2) Downscale the newly created bpf image into sub-surface factor x2, x4, x8, x16 using
pygame transform.scale method. No need to use smoothscale (bilinear filtering method).
3) Apply a Gaussian blur 5x5 filter on each of the downsized bpf images (if variable smooth_ is > 1,
then the Gaussian filter 5x5 will by applied more than once. Note, this will have little effect
on the final image quality.
4) Re-scale to orinial sizes all the bpf images using a bilinear filtering method.
Note : Using an un-filtered rescaling method will pixelate the final output image.
Recommandation: For best performances sets smoothscale acceleration.
A value of 'GENERIC' turns off acceleration. 'MMX' uses MMX instructions only.
'SSE' allows SSE extensions as well.
5) Blit all the bpf images on the original pygame surface (input image), use pygame additive
blend mode effect.
In a command prompt and under the directory containing the source files
C:\>python setup_bloom.py build_ext --inplace
If the compilation fail, refers to the requirement section and make sure cython
and a C-compiler are correctly install on your system.
# Below bloom method is using massively numpy.ndarray to manipulate data.
bloom = bloom_effect_array(surface, threshold, smooth_=1)
# Below method is using BufferProxy or C-Buffer data structure.
# It is also the fastest algorithm available.
bloom = bloom_effect_buffer(surface, threshold, smooth_=1)
Surface : pygame.Surface to be bloom (compatible 24, 32-bit format)
threshold : Integer value for the bright pass filter, filter threshold value
smooth_ : Smooth define the quantity of Gaussian blur5x5 kernel passes that will be
applied to all sub-surface (default is 1, vertical & horizontal)

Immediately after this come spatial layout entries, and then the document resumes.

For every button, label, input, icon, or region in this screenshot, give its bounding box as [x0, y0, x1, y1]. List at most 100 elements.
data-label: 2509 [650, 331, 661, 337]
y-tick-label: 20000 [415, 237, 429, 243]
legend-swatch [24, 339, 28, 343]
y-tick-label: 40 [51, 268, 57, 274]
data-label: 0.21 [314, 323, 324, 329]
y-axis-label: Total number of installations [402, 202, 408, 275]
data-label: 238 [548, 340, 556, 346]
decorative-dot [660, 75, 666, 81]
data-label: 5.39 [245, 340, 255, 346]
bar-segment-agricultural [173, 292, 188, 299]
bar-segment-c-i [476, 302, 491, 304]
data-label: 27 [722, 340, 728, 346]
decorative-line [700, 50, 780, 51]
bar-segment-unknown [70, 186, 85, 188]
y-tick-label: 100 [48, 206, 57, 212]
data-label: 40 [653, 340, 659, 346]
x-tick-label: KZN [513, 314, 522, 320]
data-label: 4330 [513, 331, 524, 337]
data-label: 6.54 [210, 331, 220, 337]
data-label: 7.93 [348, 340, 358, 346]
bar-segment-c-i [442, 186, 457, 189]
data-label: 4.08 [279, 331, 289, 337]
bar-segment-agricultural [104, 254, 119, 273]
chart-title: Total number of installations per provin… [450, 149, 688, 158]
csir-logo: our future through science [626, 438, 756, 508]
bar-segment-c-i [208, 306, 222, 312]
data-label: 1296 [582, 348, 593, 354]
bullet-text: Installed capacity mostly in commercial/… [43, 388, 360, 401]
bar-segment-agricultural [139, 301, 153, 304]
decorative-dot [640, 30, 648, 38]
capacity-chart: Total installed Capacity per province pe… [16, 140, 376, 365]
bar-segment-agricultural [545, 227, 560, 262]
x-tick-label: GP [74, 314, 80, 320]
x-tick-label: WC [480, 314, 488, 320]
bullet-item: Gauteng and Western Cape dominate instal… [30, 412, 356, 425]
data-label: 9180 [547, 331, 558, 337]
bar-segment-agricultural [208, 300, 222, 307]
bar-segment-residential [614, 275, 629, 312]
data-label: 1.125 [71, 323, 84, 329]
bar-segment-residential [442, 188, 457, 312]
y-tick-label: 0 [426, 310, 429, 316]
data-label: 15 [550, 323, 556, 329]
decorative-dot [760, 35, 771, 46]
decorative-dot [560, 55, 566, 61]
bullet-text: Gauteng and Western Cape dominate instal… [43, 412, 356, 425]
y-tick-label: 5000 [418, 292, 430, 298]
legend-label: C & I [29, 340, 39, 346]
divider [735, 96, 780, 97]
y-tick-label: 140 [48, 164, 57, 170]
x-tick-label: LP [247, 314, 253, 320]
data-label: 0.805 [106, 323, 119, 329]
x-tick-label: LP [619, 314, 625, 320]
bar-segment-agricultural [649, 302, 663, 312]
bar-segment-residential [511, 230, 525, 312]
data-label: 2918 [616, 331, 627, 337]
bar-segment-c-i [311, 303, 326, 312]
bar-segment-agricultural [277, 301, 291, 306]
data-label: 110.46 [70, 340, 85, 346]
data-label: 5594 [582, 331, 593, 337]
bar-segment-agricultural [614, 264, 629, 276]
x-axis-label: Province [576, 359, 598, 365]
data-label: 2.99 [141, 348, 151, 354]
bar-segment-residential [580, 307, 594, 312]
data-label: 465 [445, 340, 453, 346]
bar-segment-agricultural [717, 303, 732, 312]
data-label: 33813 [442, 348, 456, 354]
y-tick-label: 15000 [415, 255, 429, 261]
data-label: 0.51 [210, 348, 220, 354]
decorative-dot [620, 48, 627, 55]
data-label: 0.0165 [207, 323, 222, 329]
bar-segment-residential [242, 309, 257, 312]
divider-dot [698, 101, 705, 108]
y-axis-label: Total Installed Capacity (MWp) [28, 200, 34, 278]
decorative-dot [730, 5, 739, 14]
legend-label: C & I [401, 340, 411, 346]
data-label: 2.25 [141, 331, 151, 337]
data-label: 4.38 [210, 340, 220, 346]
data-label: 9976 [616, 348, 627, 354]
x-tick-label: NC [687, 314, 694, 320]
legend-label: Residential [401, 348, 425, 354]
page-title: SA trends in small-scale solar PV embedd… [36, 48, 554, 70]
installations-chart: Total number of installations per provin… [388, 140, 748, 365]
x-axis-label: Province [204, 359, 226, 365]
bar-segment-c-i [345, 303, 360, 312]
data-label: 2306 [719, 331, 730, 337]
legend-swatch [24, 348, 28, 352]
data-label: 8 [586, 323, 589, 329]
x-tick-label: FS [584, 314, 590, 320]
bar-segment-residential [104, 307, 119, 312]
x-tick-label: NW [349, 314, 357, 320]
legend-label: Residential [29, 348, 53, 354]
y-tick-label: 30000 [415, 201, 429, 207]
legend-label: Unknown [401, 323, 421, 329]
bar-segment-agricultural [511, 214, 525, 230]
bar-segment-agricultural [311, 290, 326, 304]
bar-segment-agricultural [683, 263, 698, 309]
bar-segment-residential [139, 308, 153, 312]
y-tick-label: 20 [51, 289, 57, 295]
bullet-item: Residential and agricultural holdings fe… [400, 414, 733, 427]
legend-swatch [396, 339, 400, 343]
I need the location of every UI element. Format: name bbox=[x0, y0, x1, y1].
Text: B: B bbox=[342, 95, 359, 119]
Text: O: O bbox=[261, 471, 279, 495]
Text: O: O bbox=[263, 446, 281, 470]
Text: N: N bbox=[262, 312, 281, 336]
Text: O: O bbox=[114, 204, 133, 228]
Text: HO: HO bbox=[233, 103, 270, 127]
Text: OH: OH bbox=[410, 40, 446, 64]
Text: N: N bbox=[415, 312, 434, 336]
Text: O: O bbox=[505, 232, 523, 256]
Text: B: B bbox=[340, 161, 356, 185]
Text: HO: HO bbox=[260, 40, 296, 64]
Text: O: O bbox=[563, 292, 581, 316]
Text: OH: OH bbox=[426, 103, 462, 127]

Note the Gaussian algorithm is cpu demanding. 4 is plenty smoothing
Left image with smooth_=1, right image with smooth_=10
C:\Users\user\Downloads\BLOOM-master>python test_bloom.py
If you get the following error message after execution, refer to
the section building the project.
<<ModuleNotFoundError: No module named 'bloom'>>
In the folder where the source file are located :
python test_bloom.py
print(timeit.timeit("bloom_effect_array(im, 255, smooth_=1)",
"from __main__ import bloom_effect_array, im", number=10) / 10)
print(timeit.timeit("bloom_effect_buffer(im, 255, smooth_=1)",
"from __main__ import bloom_effect_buffer, im", number=10) / 10)
Method 1:
bloom_effect_array
texture 600x600 24-bit gives a modest 0.0793 (79ms) processing time
Method 2:
bloom_effect_buffer
texture 600x600 24-bit gives a modest 0.04516 (45ms) processing time
Those values are not too bad considering that all the texture processing is done
entirely by the CPU.
Soon I will implement a mask method that will improve efficieny of both techniques.